Юная Алечка сидит во втором ряду и с упоением слушает мэтра. Глядя на ее серый свитерок, потертые джинсы и стоптанные сапожки, сразу поймешь, что она - самая обыкновенная московская студентка. Она новичок в нашей компании, поэтому с Бориным творчеством еще не знакома.
Делая эффектную паузу, Барон бросает юной поэтессе скупую улыбку. Та в ответ тоже улыбается и кивает ему хорошенькой головкой. Скорее всего, они друг другу симпатизируют.
Я сижу в сторонке и украдкой наблюдаю за друзьями-графоманами. У меня сегодня нет новых текстов, чтобы порадовать или посмешить их. Сестрички Эрато и Эвтерпа давно не заглядывали ко мне на огонек. Музы – они такие: то не дождешься, а то не отцепишься. Эти мифические существа уже две с половиной тысячи лет не дают людям покоя, заставляя их по ночам жечь огонь и слагать стихи.
От усталости я закрываю глаза и прислоняюсь к холодной стене. Голос Барона слышится все дальше. Мне мерещится моя собственная юность, когда музы только начинали мучить меня своими лирами и кифарами. Я словно становлюсь моложе на четверть века. Стены узкого подвала расширяются, вечер превращается в день, а Боря Ветров – в совсем другого человека.
Я как будто снова сижу в Большой Коммунистической аудитории. Здесь так много людей, что трудно дышать. Мы все - студенты, аспиранты, преподаватели – как завороженные, глядим на сцену, куда поднимается высокий и статный мужчина пятидесяти с небольшим. У него широкое правильное лицо, горящий взор и раскатистый баритон. Он рубит воздух рукой, точно саблей, и растягивает слова, придавая им значимость. Его завораживающее "Перр-реср-ройка!" отдается эхом в спертом воздухе. Он мечет громы и молнии в своих политических оппонентов.
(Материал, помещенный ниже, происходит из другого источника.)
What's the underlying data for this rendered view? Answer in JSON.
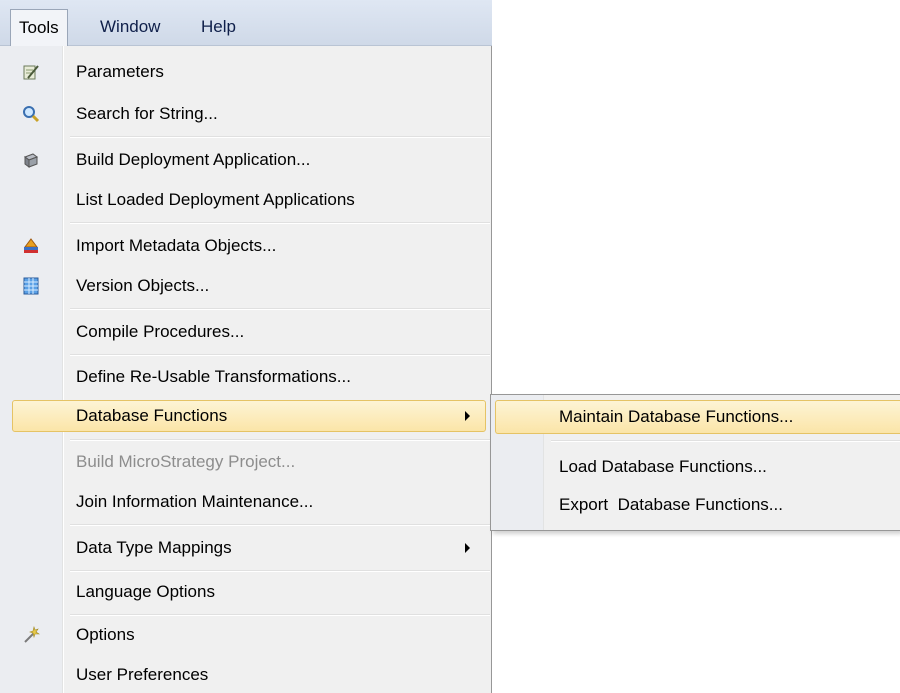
{
  "menubar": {
    "items": [
      {
        "label": "Tools"
      },
      {
        "label": "Window"
      },
      {
        "label": "Help"
      }
    ]
  },
  "tools_menu": {
    "items": [
      {
        "label": "Parameters",
        "icon": "parameters-icon"
      },
      {
        "label": "Search for String...",
        "icon": "search-icon"
      },
      {
        "label": "Build Deployment Application...",
        "icon": "deployment-icon"
      },
      {
        "label": "List Loaded Deployment Applications"
      },
      {
        "label": "Import Metadata Objects...",
        "icon": "import-icon"
      },
      {
        "label": "Version Objects...",
        "icon": "grid-icon"
      },
      {
        "label": "Compile Procedures..."
      },
      {
        "label": "Define Re-Usable Transformations..."
      },
      {
        "label": "Database Functions",
        "submenu": true,
        "highlighted": true
      },
      {
        "label": "Build MicroStrategy Project...",
        "disabled": true
      },
      {
        "label": "Join Information Maintenance..."
      },
      {
        "label": "Data Type Mappings",
        "submenu": true
      },
      {
        "label": "Language Options"
      },
      {
        "label": "Options",
        "icon": "wand-icon"
      },
      {
        "label": "User Preferences"
      }
    ]
  },
  "database_functions_submenu": {
    "items": [
      {
        "label": "Maintain Database Functions...",
        "highlighted": true
      },
      {
        "label": "Load Database Functions..."
      },
      {
        "label": "Export  Database Functions..."
      }
    ]
  },
  "colors": {
    "highlight": "#fbe5a8",
    "highlight_border": "#e5c365",
    "menu_bg": "#f0f0f0",
    "menubar_bg": "#d6dfeb",
    "disabled_text": "#8d8d8d"
  }
}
Этот полумифический персонаж – опальный лидер, которому не давали площадок для выступлений, но наш декан – очень прозорливый человек – предчувствовал, что у него большое будущее.
Это было незабываемое зрелище в лучших традициях древнегреческого ораторского искусства. Этос, пафос и логос захлестнули всех, кто пришел тогда в Большую Коммунистическую. Я, как и многие мои однокурсники, с восторгом глядела на вдохновенного ритора. Его, кстати, тоже звали Борисом.
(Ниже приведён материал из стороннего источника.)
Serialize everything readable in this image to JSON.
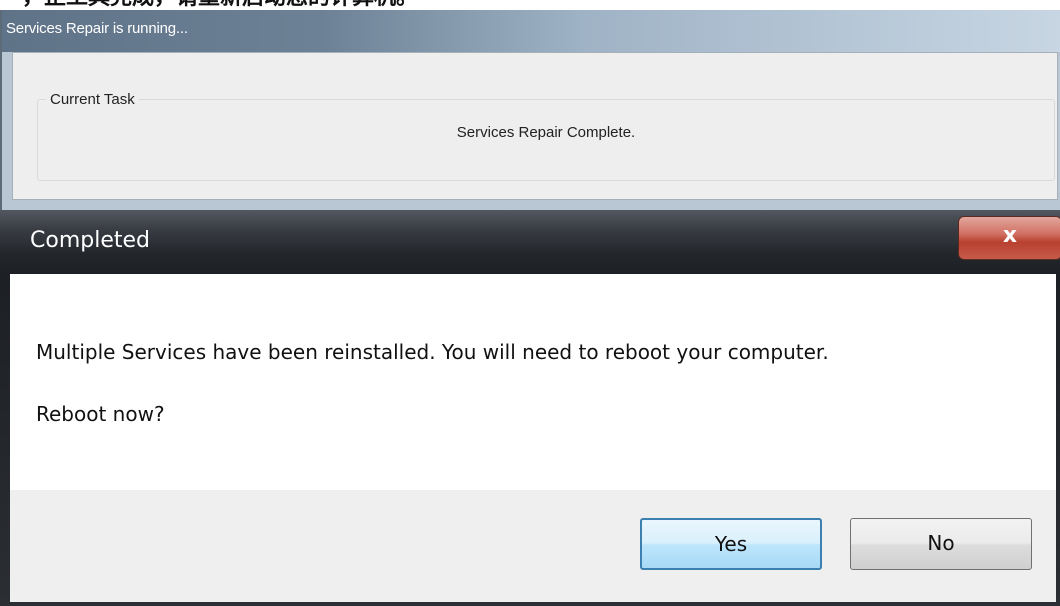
{
  "caption": "，正工具完成，请重新启动您的计算机。",
  "back_window": {
    "title": "Services Repair is running...",
    "group_label": "Current Task",
    "task_text": "Services Repair Complete."
  },
  "dialog": {
    "title": "Completed",
    "close_glyph": "x",
    "message": "Multiple Services have been reinstalled.  You will need to reboot your computer.",
    "question": "Reboot now?",
    "buttons": {
      "yes": "Yes",
      "no": "No"
    }
  },
  "colors": {
    "close_button": "#c65b4a",
    "yes_border": "#3c7fb1",
    "titlebar_dark": "#1d2024"
  }
}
Я открываю усталые глаза и снова возвращаюсь в полутемный подвал.
Алечка глядит на Барона с таким же искренним с восторгом. Правда, сам Боря, в отличие от своего знаменитого тезки, вдохновенно презирает власть и обожание дамочек. У него, например, есть такая строфа: «Я ухожу от любовниц без слез, без прощаний…»
Злые языки поговаривают, что Ветров разбил немало девичьих сердец, но верен только своей музе. Как истинный поэт, он не вписался в эпоху, которая наступила после перестройки. Мы с Борей ровесники, и у нас похожие воспоминания о юности веселой.
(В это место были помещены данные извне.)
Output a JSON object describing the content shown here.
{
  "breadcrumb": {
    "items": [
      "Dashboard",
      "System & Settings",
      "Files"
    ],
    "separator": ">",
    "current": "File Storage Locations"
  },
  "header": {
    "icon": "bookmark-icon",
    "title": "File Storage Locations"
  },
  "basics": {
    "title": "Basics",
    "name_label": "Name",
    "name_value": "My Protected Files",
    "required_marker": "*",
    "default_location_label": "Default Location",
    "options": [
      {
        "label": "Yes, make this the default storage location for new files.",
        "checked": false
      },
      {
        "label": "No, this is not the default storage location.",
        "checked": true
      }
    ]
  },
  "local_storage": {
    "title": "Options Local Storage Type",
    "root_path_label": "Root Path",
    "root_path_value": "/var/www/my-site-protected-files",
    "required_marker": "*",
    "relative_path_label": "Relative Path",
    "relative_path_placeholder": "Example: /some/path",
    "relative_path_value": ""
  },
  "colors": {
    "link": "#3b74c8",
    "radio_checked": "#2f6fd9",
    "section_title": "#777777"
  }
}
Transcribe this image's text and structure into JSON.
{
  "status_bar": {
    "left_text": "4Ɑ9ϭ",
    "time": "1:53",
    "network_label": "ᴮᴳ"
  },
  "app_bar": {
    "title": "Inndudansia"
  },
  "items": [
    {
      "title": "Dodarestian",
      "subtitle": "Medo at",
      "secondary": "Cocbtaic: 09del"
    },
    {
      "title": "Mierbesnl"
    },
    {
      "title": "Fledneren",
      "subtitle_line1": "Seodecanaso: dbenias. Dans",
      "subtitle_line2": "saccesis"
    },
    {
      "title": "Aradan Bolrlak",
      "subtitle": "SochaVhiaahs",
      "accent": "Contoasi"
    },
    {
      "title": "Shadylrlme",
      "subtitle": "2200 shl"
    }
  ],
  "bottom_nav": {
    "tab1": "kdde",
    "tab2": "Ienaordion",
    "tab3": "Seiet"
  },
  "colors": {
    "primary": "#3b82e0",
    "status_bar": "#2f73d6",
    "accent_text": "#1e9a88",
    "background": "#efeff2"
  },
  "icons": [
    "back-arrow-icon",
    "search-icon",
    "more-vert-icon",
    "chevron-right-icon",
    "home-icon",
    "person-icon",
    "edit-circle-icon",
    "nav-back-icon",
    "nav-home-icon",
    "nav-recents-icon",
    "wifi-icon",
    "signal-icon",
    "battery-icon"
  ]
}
Юная Алечка с жаром аплодирует постаревшему поэту. Он, верно, кажется ей гораздо выше и значительнее, чем на самом деле. Раскатистый баритон, подобно античной кифаре, завораживает девичье сердце.
Я снова пытаюсь представить себя в Большой Коммунистической, только не студенткой в сером свитерке и стоптанных сапожках, а преподавательницей вуза, каковой я, собственно, и являюсь. Будь мне тогда за сорок, стала бы я хлопать вдохновенному Борису?
Недавно я посмотрела одно видео, как этот персонаж выступал перед американскими конгрессменами. Он им отчитывался, что Россия похоронила коммунизм. Но это, конечно, не имеет никакого отношения к нашей поэтической встрече. Так, просто к слову сказать.
Мои собственные студенты совсем не интересуются политикой, зато удачно вписались в рыночную канву. Вот - фотки на пляже, а вот - в ресторане, это – тусовка профи, а это - селфи на фоне небоскребов. Они живут в социальных сетях, а окружающая реальность служит для них лишь фоном.
У поэта Алечки Зайцевой тоже есть свои странички и в социальной сети, и на литературном портале. Она продвигает свое творчество в Интернете, хотя у нее стихов пока кот наплакал. Впрочем, может, она начинающая Сапфо – кто ее знает?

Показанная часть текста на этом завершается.